Imagine the following scenario: You are a manager in a consumer bank that offers customers a savings account with a minimum deposit and minimum of six months before cash withdrawals can be made.
However, if a customer is dissatisfied with the account, they can immediately close it and get their money back. Regardless of whether or not they close their account within six months, the sales employee who set it up is still paid a commission.
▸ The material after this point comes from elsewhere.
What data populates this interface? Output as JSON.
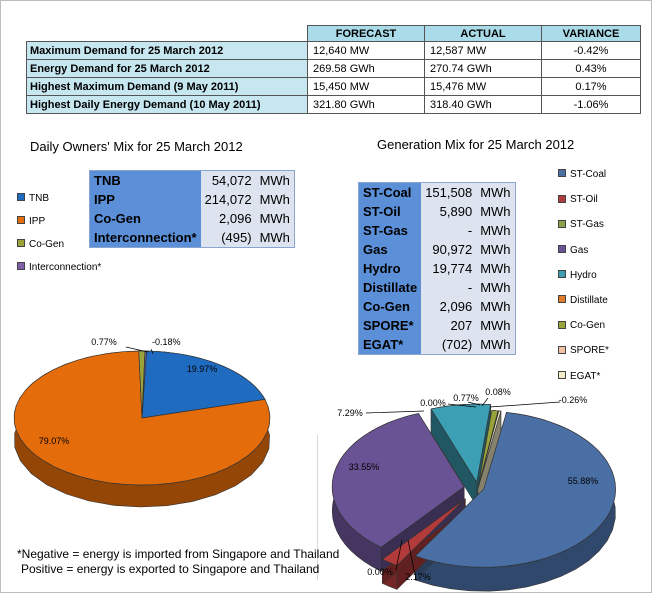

In such a scenario, an employee could seek to inflate their commission by influencing a customer to open an account in order to be eligible for another product (an accompanying loan, for example) with the proviso that the savings account can be closed, without penalty, immediately thereafter.
Certainly, such situations are not uncommon, and can occur in one form or another, in any organisation. But what if you could predict the occurrence of such ‘bogus’ transactions and take action before they even occur?
The predictive audit
As it turns out, the rapid advancement in technology, and the development of data mining and data analytics techniques over the past decade, have led to the development of a methodology that can allow businesses to predict and prevent such anomalies before they occur.
The predictive audit is a forward-looking approach that examines the validity of transactions before they are executed. It does so by comparing actual transactions to timely normative models, allowing managers to be alerted to potentially problematic transactions before they occur. This gives senior staff the opportunity to investigate and resolve any issues before allowing flagged transactions to go through.
In applying a prognosticative approach, this audit focuses on future events and leverages on technology to develop techniques that predict the likelihood of certain irregularities. In some cases, it can also go one step further to perform a preventive function to avoid the execution of defective transactions.
The predictive audit turns the traditional method on its head. While an audit is traditionally backward-looking and performed on a periodic basis, the predictive audit looks forward and is carried out on a continuous basis.
Embracing the future
One company that has embraced this method is Singapore-headquartered DBS Bank, one of the largest financial services organisations in Asia. At DBS, an internal audit is built around being productive and predictive, and focuses on proactive and preventive risk identification.
In particular, it has employed the methodology to develop data modelling for predictive analysis, cyber intelligence and early IT incident intervention. It now uses advanced analytics to pick up anomalies in trading patterns and to perform credit and fraud analysis by tapping into its vast wealth of data.
Taking its fraud analysis a step further, DBS has correlated disparate data sets to build models identifying the risk profiles of its individual branches. This approach has played a key role in enhancing the bank’s risk management and regulatory compliance.
The predictive model can enhance the control environment of an organisation and also lead to improved feedback mechanisms for auditors. In particular, they can not only examine errors and irregularities that cause particular transactions to be flagged but can also ensure that prompt measures are taken to investigate and resolve them.
Auditors have long used analytical methods to identify relationships between sets of data, and the predictive model builds on this to make specific predictions about certain business outcomes.
Such predictions are now within the reach of companies due to several developments. First, data is now abundant and neatly stored in a digital format. Second, with the adoption enterprise resource planning (ERP) systems and data warehouses, auditors and managers today have an almost unlimited access to data for their prediction models.
Leveraging on these, audit models can be used to make predictions in the following areas: risks (operational, environmental, and black swan events); control trends (especially important since Sarbanes-Oxley); and financial levels and flows. With the evolution of newer and better technologies, the era of real-time auditing and control is upon us. The technologies used can be applied in creative and innovative ways.
For example, in its drive to develop predictive auditing within its organisation, DBS Bank collaborated with the Institute of Infocomm Research in Singapore to develop a data analytics-based solution that relies on a data-driven, learning, risk surveillance model that analyses heterogeneous data to detect and predict risk events. The collaboration was so successful that the project was one of the winners in the IES Prestigious Engineering Awards in 2015.
Today, senior managers and auditors do not just want to verify past activities; they want to predict future events in order to improve control, and to prevent anomalous transactions. The predictive audit model is a rapidly emerging and maturing concept that could realise this vision.
How to create your predictive audit model
Determine your risk profile
Identify the risks your business faces, the potential impact of these and your tolerance for them.
Understand your processes
Clearly identify the specific process you want to develop an auditing model for. This helps clearly define the scope of your project.
Predictive analytics relies on the availability of relevant data. It is also crucial that the data collected is cleaned before being used.
Develop and run your model
Various techniques, from basic statistical to sophisticated analytical modelling, can be used in the predictive models.
These should be run multiple times to simulate different scenarios in order to predict various outcomes under different circumstances. It is important to cover as many scenarios as possible to ensure that the model is robust.
Each result should be compared to a set of pre-defined benchmarks or KPIs. These could be based on existing benchmarks or developed for use with the predictive audit model.
Audit by exception
Deviations from these benchmarks may be indications of anomalies, and should be flagged and investigated. These exceptions are generated in real time, which allows managers to investigate them as they occur.